#Lecture 1

In [2]:
from pyspark.sql import SparkSession
spart = SparkSession.builder.appName('mytree').getOrCreate()

In [3]:
# Importing classifiers
from pyspark.ml.classification import RandomForestClassifier, GBTClassifier, DecisionTreeClassifier

In [4]:
# Importing dataset
df = spark.read.format('libsvm').load('/FileStore/tables/sample_libsvm_data.txt')

In [5]:
df.show()

In [6]:
# Splitting the data
train_data, test_data = df.randomSplit([0.7, 0.3])

In [7]:
# Instantiating the classifiers
dtc = DecisionTreeClassifier()
rfc = RandomForestClassifier(numTrees=100)
gbt = GBTClassifier()

In [8]:
# Fitting the classifiers
dtc_model = dtc.fit(train_data)
rfc_model = rfc.fit(train_data)
gbt_model = dtc.fit(train_data)

In [9]:
# Doing predictions
dtc_preds = dtc_model.transform(test_data)
rfc_preds = rfc_model.transform(test_data)
gbt_preds = gbt_model.transform(test_data)

In [10]:
# Showing predictions
dtc_preds.show()

In [11]:
rfc_preds.show()

In [12]:
gbt_preds.show()

In [13]:
# Using evaluator to get accuracy
from pyspark.ml.evaluation import MulticlassClassificationEvaluator
accuracy_eval = MulticlassClassificationEvaluator(metricName='accuracy')
print('DTC Accuracy:', accuracy_eval.evaluate(dtc_preds))
print('RFC Accuracy:', accuracy_eval.evaluate(rfc_preds))
print('GBT Accuracy:', accuracy_eval.evaluate(gbt_preds))

In [14]:
# Retrieving the importance of model's features.
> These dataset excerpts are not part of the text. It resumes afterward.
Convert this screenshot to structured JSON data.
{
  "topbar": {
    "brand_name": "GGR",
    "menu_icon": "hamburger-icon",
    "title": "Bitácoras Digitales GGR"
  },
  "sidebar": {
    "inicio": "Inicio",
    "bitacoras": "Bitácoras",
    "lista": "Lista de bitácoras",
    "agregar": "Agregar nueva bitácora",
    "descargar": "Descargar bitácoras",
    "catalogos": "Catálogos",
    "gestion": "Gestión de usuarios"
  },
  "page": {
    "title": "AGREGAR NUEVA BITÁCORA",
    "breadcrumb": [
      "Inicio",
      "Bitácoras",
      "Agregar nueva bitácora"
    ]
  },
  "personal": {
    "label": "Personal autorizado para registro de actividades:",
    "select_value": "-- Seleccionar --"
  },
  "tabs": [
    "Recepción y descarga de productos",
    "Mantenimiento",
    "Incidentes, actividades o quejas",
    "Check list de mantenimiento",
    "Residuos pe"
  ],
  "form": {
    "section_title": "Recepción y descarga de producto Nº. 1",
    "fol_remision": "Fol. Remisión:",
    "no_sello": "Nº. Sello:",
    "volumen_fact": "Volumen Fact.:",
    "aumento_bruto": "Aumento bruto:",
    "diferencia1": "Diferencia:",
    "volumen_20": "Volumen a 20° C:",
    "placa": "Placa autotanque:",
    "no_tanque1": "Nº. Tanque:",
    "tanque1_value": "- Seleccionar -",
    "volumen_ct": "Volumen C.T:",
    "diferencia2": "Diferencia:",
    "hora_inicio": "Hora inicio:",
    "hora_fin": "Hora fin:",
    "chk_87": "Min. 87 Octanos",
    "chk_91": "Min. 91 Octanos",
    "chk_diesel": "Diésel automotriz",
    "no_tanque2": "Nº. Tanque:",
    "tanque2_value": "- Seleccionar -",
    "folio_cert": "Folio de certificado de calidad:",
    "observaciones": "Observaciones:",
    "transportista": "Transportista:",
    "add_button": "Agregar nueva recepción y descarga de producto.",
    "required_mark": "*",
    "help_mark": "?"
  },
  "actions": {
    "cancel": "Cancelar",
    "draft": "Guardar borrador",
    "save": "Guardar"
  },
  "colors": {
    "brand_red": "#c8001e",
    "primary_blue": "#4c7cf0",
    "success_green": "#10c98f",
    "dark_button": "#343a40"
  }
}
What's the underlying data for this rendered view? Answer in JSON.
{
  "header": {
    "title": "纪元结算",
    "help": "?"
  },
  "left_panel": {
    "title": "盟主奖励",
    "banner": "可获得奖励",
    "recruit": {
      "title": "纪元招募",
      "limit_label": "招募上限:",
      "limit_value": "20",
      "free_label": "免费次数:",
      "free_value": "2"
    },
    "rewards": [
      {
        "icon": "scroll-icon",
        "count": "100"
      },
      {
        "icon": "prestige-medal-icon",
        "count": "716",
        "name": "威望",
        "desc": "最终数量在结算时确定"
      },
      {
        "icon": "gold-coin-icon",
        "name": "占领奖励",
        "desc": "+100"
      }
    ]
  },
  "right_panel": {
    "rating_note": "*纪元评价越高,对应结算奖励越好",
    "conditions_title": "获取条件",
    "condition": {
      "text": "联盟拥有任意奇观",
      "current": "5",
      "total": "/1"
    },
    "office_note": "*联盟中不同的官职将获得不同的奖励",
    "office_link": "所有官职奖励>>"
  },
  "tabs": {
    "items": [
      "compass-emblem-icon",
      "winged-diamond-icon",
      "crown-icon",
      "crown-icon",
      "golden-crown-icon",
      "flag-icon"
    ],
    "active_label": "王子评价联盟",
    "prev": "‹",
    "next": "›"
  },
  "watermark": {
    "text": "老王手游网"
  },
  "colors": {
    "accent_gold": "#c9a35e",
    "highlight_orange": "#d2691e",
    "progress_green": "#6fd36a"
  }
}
The higher the number, the more important it was
rfc_model.featureImportances

#Lecture 2

In [16]:
# Importing the dataset
df = spark.sql('SELECT * FROM College_csv')

In [17]:
df.printSchema()

In [18]:
# Formatting the dataframe
from pyspark.ml.feature import VectorAssembler
assembler = VectorAssembler(inputCols=df.columns[2:], outputCol='features')
output = assembler.transform(df)

In [19]:
# Indexing categorical dependent variable into numerical dependent variable
from pyspark.ml.feature import StringIndexer
indexer = StringIndexer(inputCol='Private', outputCol='PrivateIndex')
output_fixed = indexer.fit(output).transform(output)

In [20]:
output_fixed.printSchema()

In [21]:
# Getting final format df
final_df = output_fixed.select('features', 'PrivateIndex')

In [22]:
# Splitting the data
train_data, test_data = final_df.randomSplit([0.7, 0.3])

In [23]:
# Instantiating the classifiers
from pyspark.ml.classification import DecisionTreeClassifier, RandomForestClassifier, GBTClassifier
dtc = DecisionTreeClassifier(labelCol='PrivateIndex', featuresCol='features')
rfc = RandomForestClassifier(numTrees=150, labelCol='PrivateIndex', featuresCol='features')
gbt = GBTClassifier(labelCol='PrivateIndex', featuresCol='features')

In [24]:
# Training the calssifiers
dtc_model = dtc.fit(train_data)
rfc_model = rfc.fit(train_data)
gbt_model = gbt.fit(train_data)

In [25]:
# Getting predictions
dtc_preds = dtc_model.transform(test_data)
rfc_preds = rfc_model.transform(test_data)
gbt_preds = gbt_model.transform(test_data)

In [26]:
# Getting evaluation metrics (area under the curve here)
from pyspark.ml.evaluation import BinaryClassificationEvaluator
my_binary_eval = BinaryClassificationEvaluator(labelCol='PrivateIndex')
print('DTC area under the curve:', my_binary_eval.evaluate(dtc_preds))
print('RFC area under the curve:', my_binary_eval.evaluate(rfc_preds))
print('GBT area under the curve:', my_binary_eval.evaluate(gbt_preds))

In [27]:
gbt_preds.printSchema()

In [28]:
# Getting the accuracy
from pyspark.ml.evaluation import MulticlassClassificationEvaluator
accuracy_eval = MulticlassClassificationEvaluator(labelCol='PrivateIndex', metricName='accuracy')
print('DTC Accuracy:', accuracy_eval.evaluate(dtc_preds))
print('RFC Accuracy:', accuracy_eval.evaluate(rfc_preds))
print('GBT Accuracy:', accuracy_eval.evaluate(gbt_preds))